# If the fine-structure constant was very large could positronium have negative mass?

Positronium is an atom with one electron and one positron. It's mass is 1.022MeV which is almost twice the electron mass: The ground-state (1S orbital) binding energy of -6.8eV reduces the total mass ever so slightly.

The ratio of mass to binding energy is very close to $$8\alpha^2$$ where $$\alpha$$ is the fine structure constant of about 1/137. This is not a coincidence: $$\alpha^2$$ determines how strong relativistic effects are in QED.

So just make $$\alpha > \sqrt {8}$$ and get a negative ground-state mass? My reasoning is no. QED is pertubative: you get a Taylor series in $$\alpha$$ and neglect high order terms. If $$\alpha$$ was large this process wouldn't work.

My understanding is that negative mass in a vacuum is nonsensical and the mass of positronium would stay positive no matter how big $$\alpha$$ became. Is this reasoning correct?

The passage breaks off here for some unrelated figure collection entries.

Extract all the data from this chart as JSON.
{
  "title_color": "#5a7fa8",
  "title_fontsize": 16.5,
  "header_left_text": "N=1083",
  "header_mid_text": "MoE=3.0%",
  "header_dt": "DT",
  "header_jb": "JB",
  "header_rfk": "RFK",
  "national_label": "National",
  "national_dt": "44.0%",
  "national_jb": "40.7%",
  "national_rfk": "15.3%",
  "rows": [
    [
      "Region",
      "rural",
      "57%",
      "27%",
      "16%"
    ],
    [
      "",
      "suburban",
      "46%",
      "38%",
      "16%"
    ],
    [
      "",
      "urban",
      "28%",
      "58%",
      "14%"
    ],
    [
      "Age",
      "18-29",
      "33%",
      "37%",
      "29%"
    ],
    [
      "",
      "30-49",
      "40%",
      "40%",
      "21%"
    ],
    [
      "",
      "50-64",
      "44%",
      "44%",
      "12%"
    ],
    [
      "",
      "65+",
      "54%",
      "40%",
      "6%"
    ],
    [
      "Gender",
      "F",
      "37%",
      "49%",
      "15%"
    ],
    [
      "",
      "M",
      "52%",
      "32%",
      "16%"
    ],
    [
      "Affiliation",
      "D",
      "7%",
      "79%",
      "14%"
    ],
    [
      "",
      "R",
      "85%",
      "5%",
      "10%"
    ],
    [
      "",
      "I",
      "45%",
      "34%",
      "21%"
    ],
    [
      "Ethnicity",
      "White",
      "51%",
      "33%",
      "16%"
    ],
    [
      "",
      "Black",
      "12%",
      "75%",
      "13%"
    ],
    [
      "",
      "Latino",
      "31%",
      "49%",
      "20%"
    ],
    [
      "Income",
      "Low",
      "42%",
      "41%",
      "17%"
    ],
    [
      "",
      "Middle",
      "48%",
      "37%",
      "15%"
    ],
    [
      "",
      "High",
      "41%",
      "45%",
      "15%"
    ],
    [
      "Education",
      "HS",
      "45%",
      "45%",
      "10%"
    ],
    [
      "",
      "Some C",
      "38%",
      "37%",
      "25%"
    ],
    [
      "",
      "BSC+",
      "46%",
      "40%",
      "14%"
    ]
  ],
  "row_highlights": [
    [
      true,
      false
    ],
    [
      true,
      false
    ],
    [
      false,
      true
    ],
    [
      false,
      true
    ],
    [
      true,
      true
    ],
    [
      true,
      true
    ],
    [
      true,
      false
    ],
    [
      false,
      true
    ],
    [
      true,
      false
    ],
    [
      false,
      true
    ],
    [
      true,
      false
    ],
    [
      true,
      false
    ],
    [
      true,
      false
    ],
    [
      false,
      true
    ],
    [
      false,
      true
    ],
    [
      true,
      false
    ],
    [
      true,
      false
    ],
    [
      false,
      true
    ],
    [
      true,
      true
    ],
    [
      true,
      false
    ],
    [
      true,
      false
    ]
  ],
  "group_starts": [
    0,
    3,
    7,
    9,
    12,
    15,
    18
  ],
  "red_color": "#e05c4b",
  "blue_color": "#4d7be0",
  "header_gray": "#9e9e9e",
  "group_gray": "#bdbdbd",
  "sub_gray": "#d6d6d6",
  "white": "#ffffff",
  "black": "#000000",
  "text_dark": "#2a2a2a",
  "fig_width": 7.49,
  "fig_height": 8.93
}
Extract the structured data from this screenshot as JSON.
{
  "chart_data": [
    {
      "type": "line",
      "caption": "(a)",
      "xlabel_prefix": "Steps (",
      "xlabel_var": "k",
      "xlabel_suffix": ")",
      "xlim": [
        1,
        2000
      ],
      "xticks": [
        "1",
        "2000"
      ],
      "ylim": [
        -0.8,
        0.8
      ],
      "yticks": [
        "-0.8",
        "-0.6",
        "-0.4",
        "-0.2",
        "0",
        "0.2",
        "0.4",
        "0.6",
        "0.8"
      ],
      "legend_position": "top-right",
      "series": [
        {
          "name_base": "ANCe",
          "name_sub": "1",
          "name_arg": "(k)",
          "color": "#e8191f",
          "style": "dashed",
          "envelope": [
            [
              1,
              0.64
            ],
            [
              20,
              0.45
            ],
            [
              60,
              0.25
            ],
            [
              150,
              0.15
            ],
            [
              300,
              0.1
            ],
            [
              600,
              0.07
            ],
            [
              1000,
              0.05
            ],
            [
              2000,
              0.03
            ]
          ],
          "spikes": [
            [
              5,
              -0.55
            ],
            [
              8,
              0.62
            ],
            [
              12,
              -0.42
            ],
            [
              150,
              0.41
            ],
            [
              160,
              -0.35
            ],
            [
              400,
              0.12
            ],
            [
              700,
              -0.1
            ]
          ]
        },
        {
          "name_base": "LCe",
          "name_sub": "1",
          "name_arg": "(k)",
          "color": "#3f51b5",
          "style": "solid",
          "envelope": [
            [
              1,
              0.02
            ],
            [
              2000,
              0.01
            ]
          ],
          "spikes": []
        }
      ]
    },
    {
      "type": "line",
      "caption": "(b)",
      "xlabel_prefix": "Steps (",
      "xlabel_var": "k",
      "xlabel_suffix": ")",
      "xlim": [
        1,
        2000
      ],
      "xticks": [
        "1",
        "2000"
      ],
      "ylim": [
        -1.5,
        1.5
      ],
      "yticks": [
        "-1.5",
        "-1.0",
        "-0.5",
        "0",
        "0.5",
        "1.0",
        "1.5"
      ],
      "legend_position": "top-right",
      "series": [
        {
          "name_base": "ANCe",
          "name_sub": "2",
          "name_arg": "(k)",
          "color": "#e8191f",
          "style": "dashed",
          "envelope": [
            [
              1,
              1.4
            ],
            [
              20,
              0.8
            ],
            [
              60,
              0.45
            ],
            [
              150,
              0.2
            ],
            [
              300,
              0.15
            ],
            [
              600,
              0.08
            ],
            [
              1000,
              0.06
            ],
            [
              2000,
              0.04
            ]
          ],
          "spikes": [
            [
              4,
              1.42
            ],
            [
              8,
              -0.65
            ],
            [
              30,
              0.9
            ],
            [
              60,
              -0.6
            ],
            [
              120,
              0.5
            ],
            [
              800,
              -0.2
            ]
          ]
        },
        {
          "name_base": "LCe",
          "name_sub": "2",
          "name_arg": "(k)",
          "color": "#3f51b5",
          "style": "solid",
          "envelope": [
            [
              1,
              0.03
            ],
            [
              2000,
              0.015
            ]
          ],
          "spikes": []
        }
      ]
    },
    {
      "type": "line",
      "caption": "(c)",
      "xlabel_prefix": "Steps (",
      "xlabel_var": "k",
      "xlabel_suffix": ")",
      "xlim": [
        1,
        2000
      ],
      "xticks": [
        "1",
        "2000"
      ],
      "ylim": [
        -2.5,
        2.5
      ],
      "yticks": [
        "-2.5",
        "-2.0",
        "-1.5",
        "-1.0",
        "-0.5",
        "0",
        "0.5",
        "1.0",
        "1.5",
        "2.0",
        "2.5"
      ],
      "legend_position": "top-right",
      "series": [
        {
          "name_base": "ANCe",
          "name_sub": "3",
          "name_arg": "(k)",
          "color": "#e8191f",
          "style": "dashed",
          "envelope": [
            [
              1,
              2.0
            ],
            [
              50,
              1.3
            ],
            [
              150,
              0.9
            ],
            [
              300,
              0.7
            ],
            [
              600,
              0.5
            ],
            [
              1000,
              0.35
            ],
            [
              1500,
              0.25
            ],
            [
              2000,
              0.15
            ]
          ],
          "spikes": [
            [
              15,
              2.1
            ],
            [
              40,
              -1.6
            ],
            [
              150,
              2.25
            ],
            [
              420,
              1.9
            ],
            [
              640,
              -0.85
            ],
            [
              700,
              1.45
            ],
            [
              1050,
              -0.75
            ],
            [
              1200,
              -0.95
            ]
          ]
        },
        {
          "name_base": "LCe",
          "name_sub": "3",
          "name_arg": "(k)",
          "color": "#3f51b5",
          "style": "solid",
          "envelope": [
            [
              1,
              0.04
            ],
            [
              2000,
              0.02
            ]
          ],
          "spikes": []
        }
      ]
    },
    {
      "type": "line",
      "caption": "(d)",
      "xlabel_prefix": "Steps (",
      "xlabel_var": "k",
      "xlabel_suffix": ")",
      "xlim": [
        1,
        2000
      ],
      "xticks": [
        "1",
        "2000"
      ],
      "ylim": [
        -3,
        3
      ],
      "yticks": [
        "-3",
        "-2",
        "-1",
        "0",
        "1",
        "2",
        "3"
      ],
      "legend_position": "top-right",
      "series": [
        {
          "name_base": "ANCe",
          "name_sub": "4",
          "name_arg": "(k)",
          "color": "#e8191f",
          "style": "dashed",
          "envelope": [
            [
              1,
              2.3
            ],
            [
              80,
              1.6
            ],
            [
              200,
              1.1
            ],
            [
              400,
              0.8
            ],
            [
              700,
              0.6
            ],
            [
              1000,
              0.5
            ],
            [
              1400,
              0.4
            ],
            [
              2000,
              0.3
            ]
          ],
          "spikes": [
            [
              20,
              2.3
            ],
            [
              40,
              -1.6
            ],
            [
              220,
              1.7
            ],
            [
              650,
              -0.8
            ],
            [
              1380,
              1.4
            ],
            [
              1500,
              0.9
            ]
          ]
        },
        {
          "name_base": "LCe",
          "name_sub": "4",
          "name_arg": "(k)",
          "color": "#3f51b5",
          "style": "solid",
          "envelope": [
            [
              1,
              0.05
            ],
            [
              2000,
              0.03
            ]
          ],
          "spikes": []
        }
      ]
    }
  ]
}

• The question is how $mc^2$ depends on $\alpha$. Commented Feb 7 at 10:59
• Ground state binding energy is $-6.8 eV$, not $6.8$,- you forgot negative sign. So if you'll subtract negative binding,- you'll get positive increased total energy. Otherwise, you will not get 1.022 MeV. Commented Feb 7 at 12:56
• @AgniusVasiliauskas You are wrong on both counts. The mass of positronium is lower than the mass of two electrons by the binding energy. And whether or not the 6.8eV reduces the mass, the mass still rounds to 1.022MeV. Two free electrons have a mass of 1.0219979MeV. The binding energy is 6.8eV=0.0000068MeV for a total of 1.0218811MeV. Whether or not the "binding energy" is negative depends on your convention - if you think binding energy should be added to mass energy, then it is negative. If you think it should be subtracted, it is positive. But it is definitely true that the mass is reduced. Commented Feb 8 at 18:04
• Yes, you are right. I understood that I've made an error in analysis too lately. I've removed my answer for similar reasons, but forgot to delete the comment. Everybody makes mistakes. The only thing I may not fully agree with you is ground energy sign. As I've understood it, it's accepted to let energy be negative in bounded system, and positive in unbounded ones. But maybe you are right here too in respect that sign can just indicate energy difference with respect to some reference frame, similarly like for gravitational potential energy Commented Feb 8 at 18:56

If $$\alpha$$ is too large, the electron and positron will annihilate before positronium can form.
The hand-waving explanation is that as the electron and positron approach each other, at some distance it becomes energetically possible for an $$e^+e^-$$ pair to pop out of the vacuum between initial electron and positron. The $$e^-$$ from the pair will annihilate with the initial positron and the $$e^+$$ will annihilate with the initial electron producing photons. This will happen before any positronium state can form.